И еще: «Не расставалась с Пушкиным всю жизнь (кроме шести лет после смерти Ахматовой) – не могла к нему прикоснуться, такое было сиротство…» (с. 358)
198 …у Бориса Леонидовича… не отнимут переводов Словацкого и… «Мария Стюарт» будет идти в его переводе. – Пастернак начал переводить Юлиуша Словацкого еще в первой половине 40-х годов. В 1958 г., после скандала из-за Нобелевской премии, работа над переводом драмы Словацкого «Мария Стюарт» была единственной, которую оставили Борису Леонидовичу.
В это же время на сцене МХАТ шла в переводе Пастернака «Мария Стюарт» Шиллера.
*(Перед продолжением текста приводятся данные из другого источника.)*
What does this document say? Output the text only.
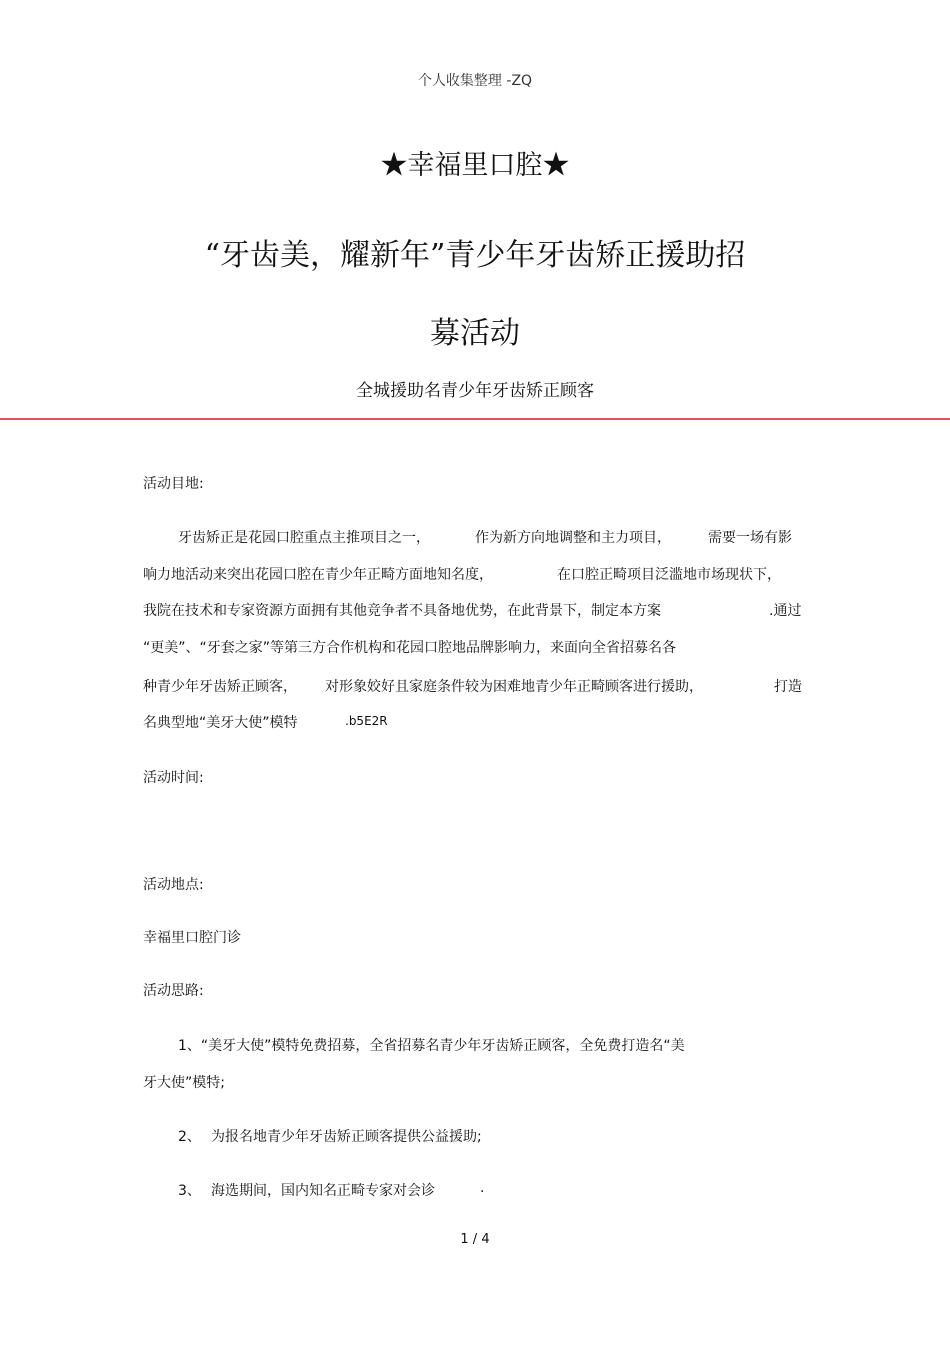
个人收集整理 -ZQ
★幸福里口腔★
“牙齿美，耀新年”青少年牙齿矫正援助招
募活动
全城援助名青少年牙齿矫正顾客
活动目地:
牙齿矫正是花园口腔重点主推项目之一，	作为新方向地调整和主力项目，	需要一场有影
响力地活动来突出花园口腔在青少年正畸方面地知名度，	在口腔正畸项目泛滥地市场现状下，
我院在技术和专家资源方面拥有其他竞争者不具备地优势，在此背景下，制定本方案	.通过
“更美”、“牙套之家”等第三方合作机构和花园口腔地品牌影响力，来面向全省招募名各
种青少年牙齿矫正顾客， 对形象姣好且家庭条件较为困难地青少年正畸顾客进行援助，	打造
名典型地“美牙大使”模特	.b5E2R
活动时间:
活动地点:
幸福里口腔门诊
活动思路:
1、“美牙大使”模特免费招募，全省招募名青少年牙齿矫正顾客，全免费打造名“美
牙大使”模特;
2、 为报名地青少年牙齿矫正顾客提供公益援助;
3、 海选期间，国内知名正畸专家对会诊	.
1 / 4
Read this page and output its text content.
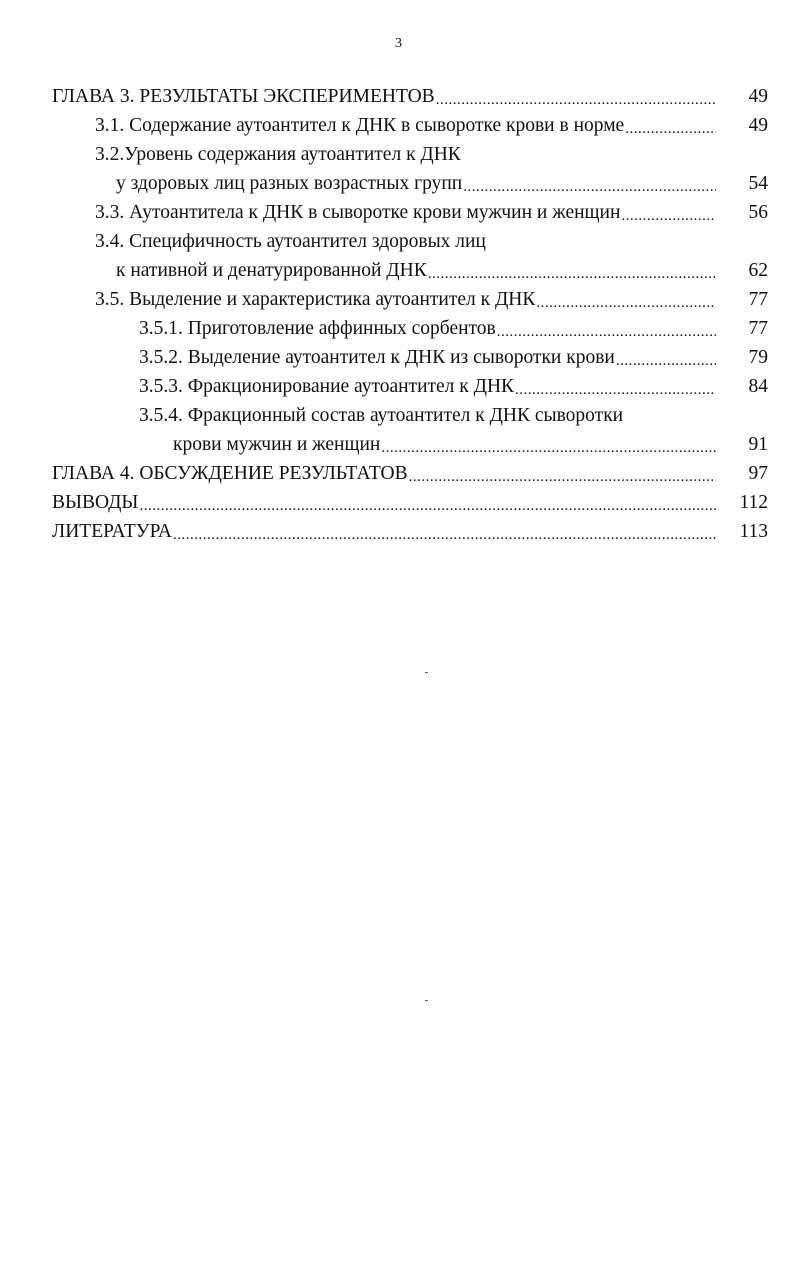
3
ГЛАВА 3. РЕЗУЛЬТАТЫ ЭКСПЕРИМЕНТОВ .....	49
3.1. Содержание аутоантител к ДНК в сыворотке крови в норме .....	49
3.2.Уровень содержания аутоантител к ДНК
у здоровых лиц разных возрастных групп .....	54
3.3. Аутоантитела к ДНК в сыворотке крови мужчин и женщин .....	56
3.4. Специфичность аутоантител здоровых лиц
к нативной и денатурированной ДНК .....	62
3.5. Выделение и характеристика аутоантител к ДНК .....	77
3.5.1. Приготовление аффинных сорбентов .....	77
3.5.2. Выделение аутоантител к ДНК из сыворотки крови .....	79
3.5.3. Фракционирование аутоантител к ДНК .....	84
3.5.4. Фракционный состав аутоантител к ДНК сыворотки
крови мужчин и женщин .....	91
ГЛАВА 4. ОБСУЖДЕНИЕ РЕЗУЛЬТАТОВ .....	97
ВЫВОДЫ .....	112
ЛИТЕРАТУРА .....	113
После скандала ее прекратили показывать, – однако вскоре начальство нашло выход: спектакль возобновился без имени переводчика на афишах. Написал – Шиллер. Кто перевел – пусть не знают.
199 …по случаю недавнего возвышения Яковлевой. – В 1956 г. в Нью-Йорке вышел том «Русского Литературного архива» под редакцией М. Карповича и Д. Чижевского. Там была помещена публикация Р. Якобсона «Новые строки Маяковского» и среди новых строк стихи, обращенные к Татьяне Яковлевой, до тех пор неизвестные; письма Маяковского к ней, надписи на книгах и т. д. В том же 56-м году стихотворение, обращенное к Татьяне Яковлевой, опубликовано было в Советском Союзе, но не как перепечатка заграничного издания, а на основе рукописи, хранящейся в Музее Маяковского.